British holidaymakers could feel the heat more than usual in Spain after the country passed new law limiting air conditioning output.
Tourists may be used to heading to a cafe or shop to cool off in the intense Spanish summer heat, but that may no longer be the case as new air-conditioning regulations come into force across the country next week.
It comes after an intense heatwave across Europe put pressure on energy resources.
Here’s everything you need to know.
What is the new air conditioning rule in Spain?
New rules mean some public buildings cannot adjust their air conditioning to temperatures below 27C.
These include cafes, pubs, bars, restaurants, supermarkets and airports.
Hotel lobbies and other common areas will be locked in, but hotel rooms will not fall under the restrictive rules as they are classified as private spaces.
Schools, hospitals, hairdressers and public transport are also excluded.
In addition, buildings and premises covered by the rule are not allowed to increase their heating to a temperature higher than 19 ° C in winter.
Although the rule is not set by law for Spanish households, residents have been advised to follow it as a general recommendation.
The rules come into effect the week of August 7th and will last through November 2023.
Why have new air conditioning regulations been introduced?
Spanish officials introduced the new law to conserve energy resources across the country.
Temperatures in the country have reached into the 40s, with weather experts saying July 2022 was the second warmest month since 1950.
Prime Minister Pedro Sánchez, during a press conference, made the case for saving energy across the country and also announced that he had instructed ministers and heads of the public and private sectors to remove their ties while at work in order to cool down naturally.
The country is also struggling to reduce its dependence on Russian gas as the Ukraine war rages on.
Alongside air conditioning limits, shops and government buildings will be forced to turn lights off overnight, but streetlights will continue to be used.

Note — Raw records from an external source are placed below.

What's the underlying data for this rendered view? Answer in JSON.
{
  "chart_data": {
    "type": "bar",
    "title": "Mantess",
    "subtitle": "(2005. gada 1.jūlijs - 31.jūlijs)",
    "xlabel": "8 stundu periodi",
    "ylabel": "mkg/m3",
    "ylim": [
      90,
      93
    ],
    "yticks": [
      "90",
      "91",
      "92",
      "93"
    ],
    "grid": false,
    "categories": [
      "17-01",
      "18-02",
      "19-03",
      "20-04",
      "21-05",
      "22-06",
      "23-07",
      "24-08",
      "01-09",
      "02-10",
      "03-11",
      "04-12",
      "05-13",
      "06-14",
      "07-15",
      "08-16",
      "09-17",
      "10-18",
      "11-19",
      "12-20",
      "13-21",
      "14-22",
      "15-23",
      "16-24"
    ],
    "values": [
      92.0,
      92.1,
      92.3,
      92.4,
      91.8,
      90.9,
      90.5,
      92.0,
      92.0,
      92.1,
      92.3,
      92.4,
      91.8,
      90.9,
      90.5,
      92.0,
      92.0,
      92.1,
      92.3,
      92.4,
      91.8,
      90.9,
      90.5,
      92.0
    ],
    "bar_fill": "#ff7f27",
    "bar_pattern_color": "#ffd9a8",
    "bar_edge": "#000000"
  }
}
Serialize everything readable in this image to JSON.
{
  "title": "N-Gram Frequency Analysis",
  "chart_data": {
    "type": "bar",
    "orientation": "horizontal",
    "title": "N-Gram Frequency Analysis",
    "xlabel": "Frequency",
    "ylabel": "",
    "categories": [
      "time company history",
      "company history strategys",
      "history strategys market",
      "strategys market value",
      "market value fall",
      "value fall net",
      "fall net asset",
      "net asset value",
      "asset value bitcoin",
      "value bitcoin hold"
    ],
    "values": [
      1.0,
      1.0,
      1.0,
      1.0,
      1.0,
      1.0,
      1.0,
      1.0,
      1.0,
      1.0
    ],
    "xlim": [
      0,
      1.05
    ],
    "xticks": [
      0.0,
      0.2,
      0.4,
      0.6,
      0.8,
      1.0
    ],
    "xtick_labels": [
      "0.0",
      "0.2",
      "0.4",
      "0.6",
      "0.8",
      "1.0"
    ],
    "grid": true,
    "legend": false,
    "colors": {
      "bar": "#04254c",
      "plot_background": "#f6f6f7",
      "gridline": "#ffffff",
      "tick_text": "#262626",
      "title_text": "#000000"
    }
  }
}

What are the reactions to the new law?
Spanish business groups have criticized the plans. The Mirror reports that Antonio Luque, President of the Seville Hospitality Association, said: “We had a very complicated July with temperatures reaching 40ºC in the shade. Having to keep the premises at 27ºC means customers are uncomfortable.
“We hope that we can convince the government to make changes and let the regions with the highest temperatures set the cooling systems a little lower because Seville is not the same as Galicia, where the climate is very different.”
The Madrid Hotel Association has also raised concerns, fearing it will affect tourism in the country.
The new law was also criticized by local governments, with Madrid regional president Isabel Díaz Ayuso tweeting: “Madrid will not switch off. This creates insecurity and discourages tourism and consumption.”